Sunday, March 10, 2013

lamb slaughter + first seeding + etc

1. Lamb slaughter
A year and a half ago whilst Daniel and I were still at Dickinson we got the opportunity to take some of the farm's sheep to the abattoir. I was still relatively new to the whole local food movement and had not, until that point, seen an animal slaughtered. The experience, at that time, was jarring enough for me to write this essay and stop eating meat for six months (Daniel also became a vegetarian for a long time). Reflecting on that article now, I agree with one comment about the piece being "overemotionally wrought," and it was clearly written from the point of view of a farmer noob.
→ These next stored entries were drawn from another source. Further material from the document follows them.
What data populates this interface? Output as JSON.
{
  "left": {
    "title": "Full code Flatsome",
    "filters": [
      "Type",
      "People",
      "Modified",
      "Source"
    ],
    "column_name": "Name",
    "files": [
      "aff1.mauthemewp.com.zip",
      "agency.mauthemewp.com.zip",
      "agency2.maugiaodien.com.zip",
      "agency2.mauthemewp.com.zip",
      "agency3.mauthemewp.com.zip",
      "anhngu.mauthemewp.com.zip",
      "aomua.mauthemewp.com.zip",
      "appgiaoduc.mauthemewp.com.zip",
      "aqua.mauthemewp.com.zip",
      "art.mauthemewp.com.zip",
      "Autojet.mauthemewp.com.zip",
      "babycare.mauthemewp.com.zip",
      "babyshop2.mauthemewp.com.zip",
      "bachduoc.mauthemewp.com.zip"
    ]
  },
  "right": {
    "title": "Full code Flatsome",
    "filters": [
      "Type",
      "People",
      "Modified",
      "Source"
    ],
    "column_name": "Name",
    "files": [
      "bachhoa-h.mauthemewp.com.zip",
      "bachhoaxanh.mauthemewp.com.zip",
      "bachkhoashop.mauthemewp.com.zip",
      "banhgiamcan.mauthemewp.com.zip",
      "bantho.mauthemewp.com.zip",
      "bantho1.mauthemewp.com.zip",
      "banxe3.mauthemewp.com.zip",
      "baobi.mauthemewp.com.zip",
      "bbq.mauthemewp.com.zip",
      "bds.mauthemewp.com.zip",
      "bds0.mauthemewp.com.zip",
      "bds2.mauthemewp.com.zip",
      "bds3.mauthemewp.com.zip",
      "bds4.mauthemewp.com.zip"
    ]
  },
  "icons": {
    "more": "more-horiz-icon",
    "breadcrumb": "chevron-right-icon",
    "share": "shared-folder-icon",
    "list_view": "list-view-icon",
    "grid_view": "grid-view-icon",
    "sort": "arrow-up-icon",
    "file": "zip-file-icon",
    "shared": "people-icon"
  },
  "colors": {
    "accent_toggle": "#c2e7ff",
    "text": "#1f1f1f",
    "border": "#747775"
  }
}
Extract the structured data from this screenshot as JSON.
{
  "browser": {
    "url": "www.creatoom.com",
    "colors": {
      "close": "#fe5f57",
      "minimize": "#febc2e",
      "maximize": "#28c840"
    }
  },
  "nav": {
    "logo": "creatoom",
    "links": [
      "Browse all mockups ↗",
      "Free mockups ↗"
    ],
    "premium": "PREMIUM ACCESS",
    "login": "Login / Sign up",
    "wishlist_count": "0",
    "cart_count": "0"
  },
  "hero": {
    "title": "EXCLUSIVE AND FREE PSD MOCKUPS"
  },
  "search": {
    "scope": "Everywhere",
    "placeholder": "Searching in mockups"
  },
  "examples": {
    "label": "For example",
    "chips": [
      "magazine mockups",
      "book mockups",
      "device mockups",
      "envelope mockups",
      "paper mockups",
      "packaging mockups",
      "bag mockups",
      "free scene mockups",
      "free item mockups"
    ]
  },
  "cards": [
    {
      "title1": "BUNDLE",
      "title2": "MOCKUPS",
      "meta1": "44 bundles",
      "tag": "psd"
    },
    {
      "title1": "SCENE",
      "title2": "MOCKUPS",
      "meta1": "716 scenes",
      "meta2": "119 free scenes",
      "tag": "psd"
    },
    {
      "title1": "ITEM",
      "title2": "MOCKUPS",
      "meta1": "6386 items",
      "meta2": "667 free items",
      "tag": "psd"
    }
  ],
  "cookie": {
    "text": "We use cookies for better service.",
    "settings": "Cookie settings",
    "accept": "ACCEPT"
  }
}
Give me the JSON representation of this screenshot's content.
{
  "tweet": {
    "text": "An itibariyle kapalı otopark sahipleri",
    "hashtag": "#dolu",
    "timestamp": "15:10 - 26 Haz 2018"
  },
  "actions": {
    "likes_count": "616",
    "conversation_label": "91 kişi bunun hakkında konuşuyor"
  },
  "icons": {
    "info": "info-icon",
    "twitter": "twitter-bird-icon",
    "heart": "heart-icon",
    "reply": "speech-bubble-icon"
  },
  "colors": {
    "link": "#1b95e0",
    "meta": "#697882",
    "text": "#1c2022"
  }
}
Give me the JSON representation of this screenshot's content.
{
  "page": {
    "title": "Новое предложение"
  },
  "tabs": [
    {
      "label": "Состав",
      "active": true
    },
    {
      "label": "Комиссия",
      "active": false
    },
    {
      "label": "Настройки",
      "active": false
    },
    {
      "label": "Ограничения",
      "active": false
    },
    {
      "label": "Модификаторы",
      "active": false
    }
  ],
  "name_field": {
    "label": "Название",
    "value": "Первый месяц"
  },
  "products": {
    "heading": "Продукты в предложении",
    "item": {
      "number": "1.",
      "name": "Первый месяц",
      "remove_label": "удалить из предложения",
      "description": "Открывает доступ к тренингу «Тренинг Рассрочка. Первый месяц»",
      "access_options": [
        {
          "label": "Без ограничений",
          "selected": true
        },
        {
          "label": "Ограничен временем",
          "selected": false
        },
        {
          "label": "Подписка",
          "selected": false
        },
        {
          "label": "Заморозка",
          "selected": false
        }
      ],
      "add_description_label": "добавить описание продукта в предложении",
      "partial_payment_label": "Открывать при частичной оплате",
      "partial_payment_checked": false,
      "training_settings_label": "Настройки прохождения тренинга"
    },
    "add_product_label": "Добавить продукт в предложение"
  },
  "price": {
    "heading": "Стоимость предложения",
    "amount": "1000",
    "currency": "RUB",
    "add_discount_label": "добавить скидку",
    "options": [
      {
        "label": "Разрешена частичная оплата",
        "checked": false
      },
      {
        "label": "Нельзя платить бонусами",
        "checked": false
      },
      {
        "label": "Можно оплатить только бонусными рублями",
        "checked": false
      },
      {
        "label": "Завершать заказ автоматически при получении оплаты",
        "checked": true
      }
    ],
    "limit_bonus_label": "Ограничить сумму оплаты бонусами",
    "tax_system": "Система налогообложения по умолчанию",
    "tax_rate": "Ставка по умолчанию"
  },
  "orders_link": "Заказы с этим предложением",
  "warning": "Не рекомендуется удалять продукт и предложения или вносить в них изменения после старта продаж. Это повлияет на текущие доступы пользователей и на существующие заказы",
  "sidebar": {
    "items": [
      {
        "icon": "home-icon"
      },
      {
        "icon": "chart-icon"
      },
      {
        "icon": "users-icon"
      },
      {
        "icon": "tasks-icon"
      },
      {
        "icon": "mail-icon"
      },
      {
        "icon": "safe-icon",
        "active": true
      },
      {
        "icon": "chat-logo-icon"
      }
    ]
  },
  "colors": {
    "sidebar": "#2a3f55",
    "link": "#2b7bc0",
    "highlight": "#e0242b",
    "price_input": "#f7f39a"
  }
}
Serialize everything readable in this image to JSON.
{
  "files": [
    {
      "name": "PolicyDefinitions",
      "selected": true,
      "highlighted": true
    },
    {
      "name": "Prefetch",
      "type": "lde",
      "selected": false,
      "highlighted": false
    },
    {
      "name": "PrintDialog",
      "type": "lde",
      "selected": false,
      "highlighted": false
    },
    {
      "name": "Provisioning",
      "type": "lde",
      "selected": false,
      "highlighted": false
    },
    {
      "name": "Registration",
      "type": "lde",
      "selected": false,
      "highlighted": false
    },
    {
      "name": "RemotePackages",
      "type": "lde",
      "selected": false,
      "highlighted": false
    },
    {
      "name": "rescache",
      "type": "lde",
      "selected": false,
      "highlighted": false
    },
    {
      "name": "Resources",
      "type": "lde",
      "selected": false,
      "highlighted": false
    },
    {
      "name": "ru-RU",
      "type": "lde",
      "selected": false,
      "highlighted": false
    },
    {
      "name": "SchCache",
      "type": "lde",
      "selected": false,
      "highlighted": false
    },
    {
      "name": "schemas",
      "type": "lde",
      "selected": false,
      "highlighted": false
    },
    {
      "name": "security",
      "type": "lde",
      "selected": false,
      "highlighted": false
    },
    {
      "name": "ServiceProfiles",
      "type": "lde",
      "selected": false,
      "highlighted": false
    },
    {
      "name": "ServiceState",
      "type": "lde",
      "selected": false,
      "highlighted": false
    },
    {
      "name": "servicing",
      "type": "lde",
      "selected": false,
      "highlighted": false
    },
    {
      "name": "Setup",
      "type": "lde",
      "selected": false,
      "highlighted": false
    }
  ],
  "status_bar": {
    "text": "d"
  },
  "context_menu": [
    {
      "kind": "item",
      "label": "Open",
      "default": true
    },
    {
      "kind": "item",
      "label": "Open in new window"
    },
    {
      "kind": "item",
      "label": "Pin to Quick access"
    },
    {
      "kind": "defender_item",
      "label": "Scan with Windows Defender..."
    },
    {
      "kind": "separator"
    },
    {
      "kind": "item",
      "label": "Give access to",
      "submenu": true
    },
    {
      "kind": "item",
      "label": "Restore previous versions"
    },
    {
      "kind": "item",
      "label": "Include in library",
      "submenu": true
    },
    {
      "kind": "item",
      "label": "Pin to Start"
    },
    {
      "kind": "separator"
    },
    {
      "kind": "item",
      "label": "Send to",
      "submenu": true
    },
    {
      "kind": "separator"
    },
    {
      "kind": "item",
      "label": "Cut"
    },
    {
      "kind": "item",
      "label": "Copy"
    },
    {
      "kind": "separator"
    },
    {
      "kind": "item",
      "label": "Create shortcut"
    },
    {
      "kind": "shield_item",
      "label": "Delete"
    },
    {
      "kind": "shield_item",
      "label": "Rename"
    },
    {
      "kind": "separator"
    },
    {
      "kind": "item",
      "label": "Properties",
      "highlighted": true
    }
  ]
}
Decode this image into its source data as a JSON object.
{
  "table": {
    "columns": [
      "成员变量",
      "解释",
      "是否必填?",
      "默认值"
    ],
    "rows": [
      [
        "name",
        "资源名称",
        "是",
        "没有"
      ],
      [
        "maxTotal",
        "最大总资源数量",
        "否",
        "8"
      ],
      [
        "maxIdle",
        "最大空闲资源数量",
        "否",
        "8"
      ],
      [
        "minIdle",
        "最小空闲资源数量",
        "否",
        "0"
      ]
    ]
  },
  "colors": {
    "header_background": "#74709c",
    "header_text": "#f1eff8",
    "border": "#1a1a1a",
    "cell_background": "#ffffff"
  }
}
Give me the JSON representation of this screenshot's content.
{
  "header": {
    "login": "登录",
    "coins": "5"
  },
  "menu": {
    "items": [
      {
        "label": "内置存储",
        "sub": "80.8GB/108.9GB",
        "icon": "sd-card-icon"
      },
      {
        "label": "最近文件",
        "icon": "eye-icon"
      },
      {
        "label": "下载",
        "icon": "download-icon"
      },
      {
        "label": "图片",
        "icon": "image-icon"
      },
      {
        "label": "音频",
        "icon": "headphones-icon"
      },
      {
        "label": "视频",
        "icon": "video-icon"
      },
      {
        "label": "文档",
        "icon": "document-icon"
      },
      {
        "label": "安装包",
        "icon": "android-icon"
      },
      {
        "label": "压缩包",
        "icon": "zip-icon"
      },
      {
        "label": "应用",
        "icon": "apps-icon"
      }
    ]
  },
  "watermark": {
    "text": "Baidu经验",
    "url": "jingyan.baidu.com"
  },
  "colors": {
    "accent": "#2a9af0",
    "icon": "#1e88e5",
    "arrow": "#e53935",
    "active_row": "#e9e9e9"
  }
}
Yesterday, we saw at Northland what in my mind was the ideal slaughter for a farm animal (a lamb, in this case)- on farm, with no stress for the animal until the last few seconds. Maryrose also let us help skin the animal, and perhaps involvement in the process or an interest in understanding the various cuts of meat which will come from this animal were a part of the reason our reaction was so calm compared to the slaughter 18 months previous. But the fact of the matter is that most slaughters can't happen like that one; most farmers have to send their sheep to a licensed butcher, which involves probably a day of stress during transport for the animals at the end of their life, and to be honest I'm fine with that. Northland, for example, takes their lambs to a slaughterhouse in PA a couple hours away, but that doesn't mean that their lambs weren't raised under the most ecologically and humane (err, really, ovid? whatever the sheep analog for humane is) conditions possible. What still jars me is stuff like this, a system that respects neither animals nor the humans processing the animals.  



A magical photo Daniel took on the farm last October of Maryrose and Miley moving sheep

Anyyyywayyyyy....
2. First seeding/ greenhouse & other things update
Things here have been good. Fellow Dickinson Farm worker/ Daniel's girlfriend Megan is here, we seeded our first plants a couple of days ago, we've been working on advertising our CSA, we (very awesomely) received a greenhouse from our friends at Kingbird Farm and are working on putting that up, most of our crop planning is done (yay), we've been making great waffles with yeast (thanks Maryrose) and we're waiting for the weather to finish the whole snow thing so we can start putting seeds in the ground. 
Here are the photos, sorry Elizabeth we didn't get any good ones of Lee this week. She is still very cute though, don't worry. 

OCDaniel organized the seeds. No actually it's super necessary.  Thanks Daniel. 

The seed card catalog/ library


Filling a channel tray with potting soil (for scallions)
Megan and Scott prepping some flats
Seeded cherry tomatoes
Okay sheep slaughter photos. Here's Maryrose "punching" the skin off the animal. She uses her hands to do this so as to not rip holes in the skin.

Mostly skinned

Megan and Daniel carrying the carcass to rest for a week.

Note the t-shirts. We're removing a fence in the area where the greenhouse is going to go.  You can see one of the endwalls for the house in the foreground. 

1 comment:

  1. was the sheep slaughtered by Maryrose? she's very brave. i have never seen a lady slaughter an animal this large.